Неизвестно, как Юхан, а Колотай чувствовал какую–то опору: он тут не чужой, вернее, чужой, но уже попал под защиту их, финских, законов, уже с ним нельзя ничего плохого сделать, он имеет какие–то, хоть и небольшие, права. Но он здесь еще в положении ребенка, который без мамы может заблудиться в чужом лесу и стать добычей зверей, а в его случае — людей, которые, пользуясь правами сильнейшего, могут растоптать его слабенькое право, как какой–нибудь гриб–дождевик в лесу давит сапогом равнодушный грибник. Что ему до какого–то русского пленного, который шел сюда с намерениями чем–нибудь поживиться и сам попал в положение того, кем может поживиться кто–то другой: шел за шерстью, а оказался постриженным.
Неужели эта война никого ничему не научит? Неужели судьба отдельного человека, который тут погиб или еще погибнет или будет взят в плен, никого не заинтересует, не тронет за живое? Неужели слезы родителей и детей, жертв войны, не упадут на чужое сердце и не пробьют его, не пробудят в нем сочувствие к обиженным судьбой, надеявшимся иметь от своих сыновей опору, поддержку, помощь в тяжелые времена, а дети чтобы их растили, воспитывали, вывели на ровную дорогу жизни, которая будет для них единственной и счастливой? Или им, тем, кто наверху, все равно, кто там, и сколько погибает и пропадает, а главное для них — амбиции, желание перекроить карту Европы и подогнать под тот образ, который давно и неизменно жил в головах правителей, руководствующихся только одним: расширять свои границы как можно и сколько можно, а точнее — бесконечно? А что для этого нужны жертвы, и даже большие, их не волнует? Ведь как что–то получить без жертв? Разве люди не привыкли еще к тому, что они должны растить своих детей, особенно сыновей, и отдавать их на службу государству, чтобы оно в нужное ему время послало их, одетых в солдатскую форму, воевать…
Правда, воевать — не то слово, оно режет слух, раздражает, наводит на плохие мысли, ассоциации.

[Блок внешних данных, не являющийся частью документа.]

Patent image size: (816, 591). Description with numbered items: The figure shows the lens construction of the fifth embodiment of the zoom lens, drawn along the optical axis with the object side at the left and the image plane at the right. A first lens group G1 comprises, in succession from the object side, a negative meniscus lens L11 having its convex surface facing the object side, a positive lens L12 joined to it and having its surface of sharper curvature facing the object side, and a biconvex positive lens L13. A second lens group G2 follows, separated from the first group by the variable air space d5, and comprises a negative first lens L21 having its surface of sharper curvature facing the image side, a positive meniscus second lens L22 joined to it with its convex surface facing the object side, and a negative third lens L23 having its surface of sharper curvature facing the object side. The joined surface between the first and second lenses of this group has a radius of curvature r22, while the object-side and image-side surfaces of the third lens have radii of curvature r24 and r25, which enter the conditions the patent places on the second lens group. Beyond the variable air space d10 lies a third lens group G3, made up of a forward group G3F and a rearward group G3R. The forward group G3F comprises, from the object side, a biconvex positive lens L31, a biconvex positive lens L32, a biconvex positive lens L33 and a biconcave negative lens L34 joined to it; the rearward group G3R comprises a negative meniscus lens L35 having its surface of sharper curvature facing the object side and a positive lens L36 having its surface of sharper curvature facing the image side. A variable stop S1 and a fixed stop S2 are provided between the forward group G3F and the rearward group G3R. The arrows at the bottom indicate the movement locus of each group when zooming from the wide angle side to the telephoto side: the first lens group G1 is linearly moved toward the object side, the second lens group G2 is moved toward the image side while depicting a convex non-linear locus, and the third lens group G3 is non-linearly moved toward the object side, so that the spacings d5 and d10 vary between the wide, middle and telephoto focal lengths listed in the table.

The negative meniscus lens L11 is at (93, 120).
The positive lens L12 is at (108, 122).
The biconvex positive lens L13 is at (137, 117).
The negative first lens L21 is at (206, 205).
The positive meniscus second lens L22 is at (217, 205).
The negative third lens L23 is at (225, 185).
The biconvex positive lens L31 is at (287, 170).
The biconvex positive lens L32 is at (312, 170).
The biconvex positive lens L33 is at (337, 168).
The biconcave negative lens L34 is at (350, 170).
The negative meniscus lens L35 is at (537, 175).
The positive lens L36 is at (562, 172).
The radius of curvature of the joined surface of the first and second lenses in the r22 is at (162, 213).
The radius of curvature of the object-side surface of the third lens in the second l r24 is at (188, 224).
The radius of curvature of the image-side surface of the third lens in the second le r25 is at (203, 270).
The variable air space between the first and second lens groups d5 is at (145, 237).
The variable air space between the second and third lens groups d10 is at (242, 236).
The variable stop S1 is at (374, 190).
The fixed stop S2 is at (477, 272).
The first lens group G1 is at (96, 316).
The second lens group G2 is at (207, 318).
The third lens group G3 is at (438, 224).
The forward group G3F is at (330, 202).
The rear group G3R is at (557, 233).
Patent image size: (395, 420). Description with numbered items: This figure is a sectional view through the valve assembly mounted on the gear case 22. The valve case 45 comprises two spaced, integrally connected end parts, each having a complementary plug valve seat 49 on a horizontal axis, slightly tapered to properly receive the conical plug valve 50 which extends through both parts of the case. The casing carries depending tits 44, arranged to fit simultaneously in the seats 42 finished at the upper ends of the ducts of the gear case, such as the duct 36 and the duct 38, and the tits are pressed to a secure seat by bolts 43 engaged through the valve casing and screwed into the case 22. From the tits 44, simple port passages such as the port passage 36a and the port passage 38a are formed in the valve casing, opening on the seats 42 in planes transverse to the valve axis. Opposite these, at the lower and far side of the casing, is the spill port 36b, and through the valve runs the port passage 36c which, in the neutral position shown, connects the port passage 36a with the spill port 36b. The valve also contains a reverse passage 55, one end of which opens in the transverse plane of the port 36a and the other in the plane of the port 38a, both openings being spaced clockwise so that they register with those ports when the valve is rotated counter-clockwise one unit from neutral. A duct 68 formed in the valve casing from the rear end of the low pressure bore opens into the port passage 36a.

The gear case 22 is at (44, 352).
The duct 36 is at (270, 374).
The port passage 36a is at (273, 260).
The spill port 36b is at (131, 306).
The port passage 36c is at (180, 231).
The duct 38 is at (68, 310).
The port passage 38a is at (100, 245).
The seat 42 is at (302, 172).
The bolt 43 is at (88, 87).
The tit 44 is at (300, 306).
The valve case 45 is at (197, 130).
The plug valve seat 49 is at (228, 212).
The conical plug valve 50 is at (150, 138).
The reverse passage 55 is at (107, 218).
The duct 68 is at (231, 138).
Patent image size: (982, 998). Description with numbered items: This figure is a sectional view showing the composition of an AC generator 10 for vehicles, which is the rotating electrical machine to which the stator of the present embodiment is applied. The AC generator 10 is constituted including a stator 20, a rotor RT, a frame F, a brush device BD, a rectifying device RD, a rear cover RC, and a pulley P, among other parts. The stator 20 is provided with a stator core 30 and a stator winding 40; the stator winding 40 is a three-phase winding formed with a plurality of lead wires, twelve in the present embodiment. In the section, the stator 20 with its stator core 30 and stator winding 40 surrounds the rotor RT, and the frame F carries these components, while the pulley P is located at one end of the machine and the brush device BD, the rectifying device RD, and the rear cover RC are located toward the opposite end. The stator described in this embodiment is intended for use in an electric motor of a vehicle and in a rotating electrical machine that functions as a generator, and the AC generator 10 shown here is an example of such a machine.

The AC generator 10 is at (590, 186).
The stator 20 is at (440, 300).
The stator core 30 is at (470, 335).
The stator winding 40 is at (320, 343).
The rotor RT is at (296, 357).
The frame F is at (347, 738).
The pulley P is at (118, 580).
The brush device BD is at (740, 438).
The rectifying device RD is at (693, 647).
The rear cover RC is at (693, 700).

Лучше сказать — расширять границы своих владений, именно своих, и потом, если тебе посчастливится остаться в живых, ты сможешь быть здесь уже не чужаком, а хозяином, с которым будут считаться. Так зачем думать о каких–то жертвах, горе и слезах? Все это окупится, слезы высохнут, а горе забудется, и те, кто останется, станут жить — не тужить. Они будут вспоминать о жертвах и слезах только в круглые даты, когда происходили большие события — большие победы. Чужое горе не трогает тех, кто наверху, иначе ничего подобного никогда не было бы: ни войн, ни захвата чужих земель. И люди не боялись бы, что завтра кто–то придет и заберет нажитое ими добро, а их самих может поставить к стенке…
Наконец они увидели, что показалась «голова» — огромный валун, их дорожный знак, мимо которого они не могли пройти, чтобы не полюбоваться молчаливым свидетелем истории этой земли и людей. Он не знает, что за несколько сот километров отсюда грохочет война, погибают люди от пуль и снарядов, от мин и бомб с одной и с другой стороны… Но не может быть, чтобы он не знал об этом. Шестая часть его поверхности соединена с землей, а земля передает ему, как по телеграфу, все свои беды и тревоги, все звуки взрывов и даже стоны раненых. Так что он знает, что происходит на земле, на которой он лежит–живет тысячи столетий.